ENEM 2017 - Desafios para a formação educacional de surdos no Brasil

Enviada em 13/11/2017

Na Europa Medieval, pessoas com deficiências física eram consideradas “obras do demônio”, sendo, portanto, excluídas e negligenciada diante dos direitos sociais, como a educação. No Brasil hodierno, não é diferente. Em pleno século XXI, a formação educacional das pessoas surdas é uma problemática que impera no território nacional, sendo a discriminação um ato destrutivo, imoral e inercial que necessita de solução. Nessa conjuntura, há dois empecilhos que potencializam tal problemática: a ineficiência do poder público e a individualidade do ser humano.

É indubitável que a ação estatal esteja entre as principais causas do problema. Isso porque, sob a óptica do autor alemão Joham Goethe, a maior necessidade de um Estado é a de governantes corajosos. Nessa perspectiva, há de salientar a ineficiência do poder público frente à educação dos surdos, uma vez que não está atento às necessidades destes. Determinado fator é visto, por exemplo, na precária infraestrutura de escolas e universidade que carecem de tecnologia necessária para instruir pessoas surdas, além da falta de instrutores especializados na educação destes. Por conseguinte, muitos surdos permanecem à margem de uma educação qualificada.

Outrossim, a individualidade do ser humano corrobora com a problemática. Isso acontece porque, de acordo com o sociólogo Zygmunt Bauman, a sociedade vive em uma modernidade líquida, ou seja, as relações sociais tornaram-se completamente fluídas e passageiras.
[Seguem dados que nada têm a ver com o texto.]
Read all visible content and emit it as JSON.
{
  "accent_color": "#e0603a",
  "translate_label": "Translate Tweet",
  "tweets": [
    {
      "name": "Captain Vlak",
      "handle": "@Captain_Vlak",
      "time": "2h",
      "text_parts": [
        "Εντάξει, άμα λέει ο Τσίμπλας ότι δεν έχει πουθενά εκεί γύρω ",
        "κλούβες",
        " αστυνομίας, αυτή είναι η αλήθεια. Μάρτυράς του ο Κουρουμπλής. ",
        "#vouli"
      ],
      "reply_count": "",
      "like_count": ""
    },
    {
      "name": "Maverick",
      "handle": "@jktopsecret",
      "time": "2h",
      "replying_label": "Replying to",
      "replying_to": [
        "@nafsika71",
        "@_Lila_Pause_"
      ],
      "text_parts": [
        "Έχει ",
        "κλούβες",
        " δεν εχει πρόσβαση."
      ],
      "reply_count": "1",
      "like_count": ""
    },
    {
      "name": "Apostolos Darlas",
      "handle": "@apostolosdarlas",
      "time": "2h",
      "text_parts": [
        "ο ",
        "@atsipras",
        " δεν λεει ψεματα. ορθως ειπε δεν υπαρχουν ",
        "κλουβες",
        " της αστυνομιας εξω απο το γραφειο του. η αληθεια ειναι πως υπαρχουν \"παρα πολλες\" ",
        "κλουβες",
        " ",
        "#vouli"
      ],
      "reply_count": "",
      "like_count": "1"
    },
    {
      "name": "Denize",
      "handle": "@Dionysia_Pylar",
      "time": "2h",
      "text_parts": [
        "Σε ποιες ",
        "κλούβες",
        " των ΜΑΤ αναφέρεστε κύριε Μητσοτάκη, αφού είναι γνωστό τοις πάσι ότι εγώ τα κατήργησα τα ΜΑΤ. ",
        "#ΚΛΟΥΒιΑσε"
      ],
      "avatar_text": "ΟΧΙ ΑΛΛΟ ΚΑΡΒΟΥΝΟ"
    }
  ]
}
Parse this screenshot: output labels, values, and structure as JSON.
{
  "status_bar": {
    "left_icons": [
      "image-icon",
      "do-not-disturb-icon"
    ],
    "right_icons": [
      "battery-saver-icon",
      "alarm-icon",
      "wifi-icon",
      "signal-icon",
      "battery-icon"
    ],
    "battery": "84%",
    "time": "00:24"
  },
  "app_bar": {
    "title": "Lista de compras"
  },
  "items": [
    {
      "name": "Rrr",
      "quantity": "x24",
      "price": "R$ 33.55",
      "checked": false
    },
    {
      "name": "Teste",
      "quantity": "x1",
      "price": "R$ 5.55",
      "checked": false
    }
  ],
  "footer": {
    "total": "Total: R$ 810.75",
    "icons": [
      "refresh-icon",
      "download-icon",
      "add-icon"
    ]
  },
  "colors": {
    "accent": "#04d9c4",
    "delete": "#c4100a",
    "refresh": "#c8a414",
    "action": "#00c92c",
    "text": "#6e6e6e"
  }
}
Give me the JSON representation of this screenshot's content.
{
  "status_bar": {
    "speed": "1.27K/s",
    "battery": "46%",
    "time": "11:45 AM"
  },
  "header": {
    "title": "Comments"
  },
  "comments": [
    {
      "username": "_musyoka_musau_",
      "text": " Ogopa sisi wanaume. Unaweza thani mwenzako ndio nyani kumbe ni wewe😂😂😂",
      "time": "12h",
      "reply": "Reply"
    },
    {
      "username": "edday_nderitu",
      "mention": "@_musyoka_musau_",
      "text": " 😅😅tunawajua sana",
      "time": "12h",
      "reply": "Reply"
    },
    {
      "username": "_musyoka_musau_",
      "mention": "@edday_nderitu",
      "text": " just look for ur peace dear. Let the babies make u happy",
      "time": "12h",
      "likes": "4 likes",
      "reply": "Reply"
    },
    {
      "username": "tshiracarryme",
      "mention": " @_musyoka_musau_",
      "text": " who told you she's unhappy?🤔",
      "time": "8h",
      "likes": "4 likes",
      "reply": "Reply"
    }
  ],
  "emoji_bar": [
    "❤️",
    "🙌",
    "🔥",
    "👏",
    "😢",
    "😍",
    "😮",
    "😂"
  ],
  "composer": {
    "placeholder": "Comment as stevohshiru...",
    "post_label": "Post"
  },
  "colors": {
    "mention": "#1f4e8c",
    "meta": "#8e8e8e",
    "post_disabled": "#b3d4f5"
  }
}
Tomando como norte tal máxima, a discriminação que os surdos sofrem em ambientes escolares é notória, dado que não recebem a atenção necessária por parte da coordenação, que os excluem de atividades físicas, por exemplo. Não é à toa, então, que nos últimos 5 anos o número de matrículas de surdos em escolas públicas e privadas vem caindo exponencialmente.

Infere-se, portanto, que a ineficiência do poder público e a individualidade dos indivíduos são os principais empecilhos para a formação educacional dos surdos. Urge, assim, que o Poder Executivo, em parceria com o Ministério da Educação, invista na tecnologia de ponto, como a adoção de aparelhos eletrônicos que traduzem automaticamente a fala do professor para o dispositivo, a fim de facilitar os estudos dos surdos. Torna-se urgente, também, que a mídia, por meio de campanhas televisivas, novelas e propagandas divulgue acerca da discriminação que as pessoas com deficiência sofrem, bem como elucide a importância do respeito mútuo, com o intuito de extinguir a exclusão social dos surdos.